The other added bonus of having a stimulant-free pre workout is that you get to decide if you want to add any caffeine to it as well as how much to include. So often other pre workouts include truckloads of caffeine, yet very little actual performance boosters.

Mega Pre flips the script on the common pre workout narrative by removing the stimulants and focusing solely on providing the body with nutrients that improve performance, focus, and stamina.


  1. Morton RW, Murphy KT, McKellar SR, et al. A systematic review, meta-analysis and meta-regression of the effect of protein supplementation on resistance training-induced gains in muscle mass and strength in healthy adults. British Journal of Sports Medicine 2018;52:376-384.
  2. Schoenfeld, B. J., & Aragon, A. A. (2018). How much protein can the body use in a single meal for muscle-building? Implications for daily protein distribution. Journal of the International Society of Sports Nutrition, 15(1), 10.
  3. Boirie Y, Dangin M, Gachon P, Vasson MP, Maubois JL, Beaufrère B. Slow and fast dietary proteins differently modulate postprandial protein accretion. Proc Natl Acad Sci U S A. 1997;94(26):14930–14935. doi:10.1073/pnas.94.26.14930
  4. Phillips, S. M. (2011). The science of muscle hypertrophy: making dietary protein count. The Proceedings of the Nutrition Society, 70(1), 100–103.

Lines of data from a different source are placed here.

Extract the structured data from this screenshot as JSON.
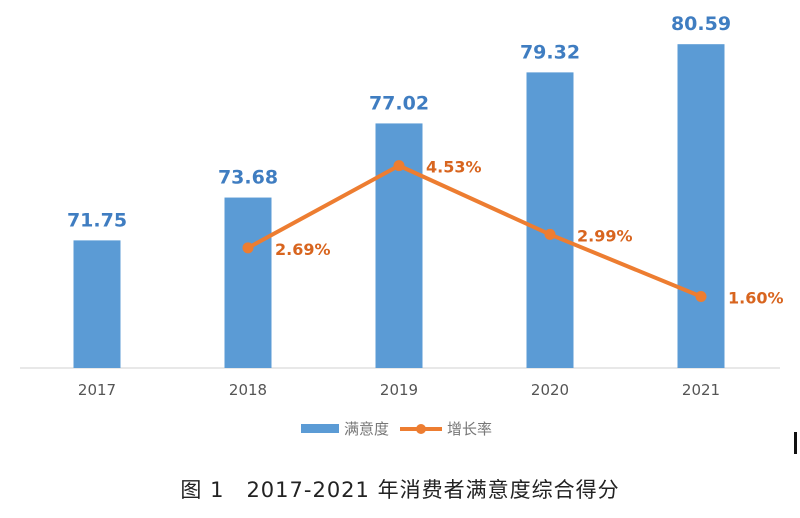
{
  "chart_data": {
    "type": "bar",
    "title": "图 1　2017-2021 年消费者满意度综合得分",
    "categories": [
      "2017",
      "2018",
      "2019",
      "2020",
      "2021"
    ],
    "series": [
      {
        "name": "满意度",
        "type": "bar",
        "axis": "left",
        "color": "#5B9BD5",
        "values": [
          71.75,
          73.68,
          77.02,
          79.32,
          80.59
        ],
        "labels": [
          "71.75",
          "73.68",
          "77.02",
          "79.32",
          "80.59"
        ]
      },
      {
        "name": "增长率",
        "type": "line",
        "axis": "right",
        "color": "#ED7D31",
        "values": [
          null,
          2.69,
          4.53,
          2.99,
          1.6
        ],
        "labels": [
          "",
          "2.69%",
          "4.53%",
          "2.99%",
          "1.60%"
        ]
      }
    ],
    "ylim": [
      66,
      81.5
    ],
    "y2lim": [
      0,
      7.7
    ],
    "grid": false,
    "legend": "bottom"
  }
}
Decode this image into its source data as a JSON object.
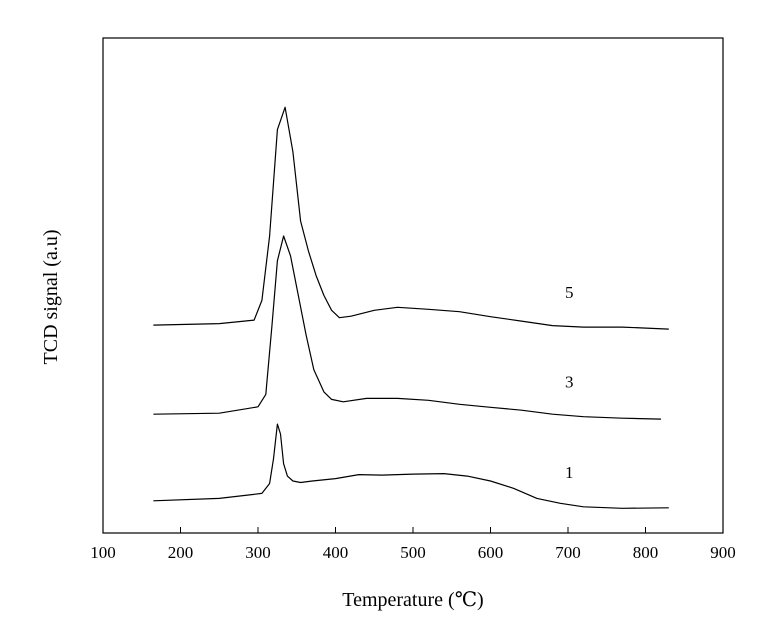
{
  "chart_data": {
    "type": "line",
    "title": "",
    "xlabel": "Temperature (℃)",
    "ylabel": "TCD signal (a.u)",
    "xlim": [
      100,
      900
    ],
    "ylim": [
      0,
      100
    ],
    "xticks": [
      "100",
      "200",
      "300",
      "400",
      "500",
      "600",
      "700",
      "800",
      "900"
    ],
    "y_tick_labels": false,
    "grid": false,
    "legend": "none",
    "line_color": "#000000",
    "series": [
      {
        "name": "5",
        "x": [
          165,
          250,
          295,
          305,
          315,
          325,
          335,
          345,
          355,
          365,
          375,
          385,
          395,
          405,
          420,
          450,
          480,
          520,
          560,
          600,
          640,
          680,
          720,
          770,
          830
        ],
        "y": [
          42.0,
          42.3,
          43.0,
          47.0,
          60.0,
          81.5,
          86.0,
          77.0,
          63.0,
          57.0,
          52.0,
          48.0,
          45.0,
          43.5,
          43.8,
          45.0,
          45.6,
          45.2,
          44.7,
          43.7,
          42.8,
          41.9,
          41.6,
          41.6,
          41.2
        ]
      },
      {
        "name": "3",
        "x": [
          165,
          250,
          300,
          310,
          318,
          325,
          333,
          342,
          352,
          362,
          372,
          385,
          395,
          410,
          440,
          480,
          520,
          560,
          600,
          640,
          680,
          720,
          770,
          820
        ],
        "y": [
          24.0,
          24.2,
          25.5,
          28.0,
          42.0,
          55.0,
          60.0,
          56.0,
          48.0,
          40.0,
          33.0,
          28.5,
          27.0,
          26.5,
          27.2,
          27.2,
          26.8,
          26.0,
          25.4,
          24.8,
          24.0,
          23.5,
          23.2,
          23.0
        ]
      },
      {
        "name": "1",
        "x": [
          165,
          250,
          305,
          315,
          320,
          325,
          329,
          333,
          338,
          345,
          355,
          370,
          400,
          430,
          460,
          500,
          540,
          570,
          600,
          630,
          660,
          690,
          720,
          770,
          830
        ],
        "y": [
          6.5,
          7.0,
          8.0,
          10.0,
          15.0,
          22.0,
          20.0,
          14.0,
          11.5,
          10.5,
          10.2,
          10.5,
          11.0,
          11.8,
          11.7,
          11.9,
          12.0,
          11.5,
          10.5,
          9.0,
          7.0,
          6.0,
          5.3,
          5.0,
          5.1
        ]
      }
    ]
  }
}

  5. Hulmi JJ, Lockwood CM, Stout JR. Effect of protein/essential amino acids and resistance training on skeletal muscle hypertrophy: A case for whey protein. Nutr Metab (Lond). 2010;7:51. Published 2010 Jun 17. doi:10.1186/1743-7075-7-51
  6. Tsintzas, K., Williams, C., Constantin-Teodosiu, D., Hultman, E., Boobis, L., & Greenhaff, P. (2000). Carbohydrate ingestion prior to exercise augments the exercise-induced activation of the pyruvate dehydrogenase complex in human skeletal muscle. Experimental Physiology, 85(5), 581–586.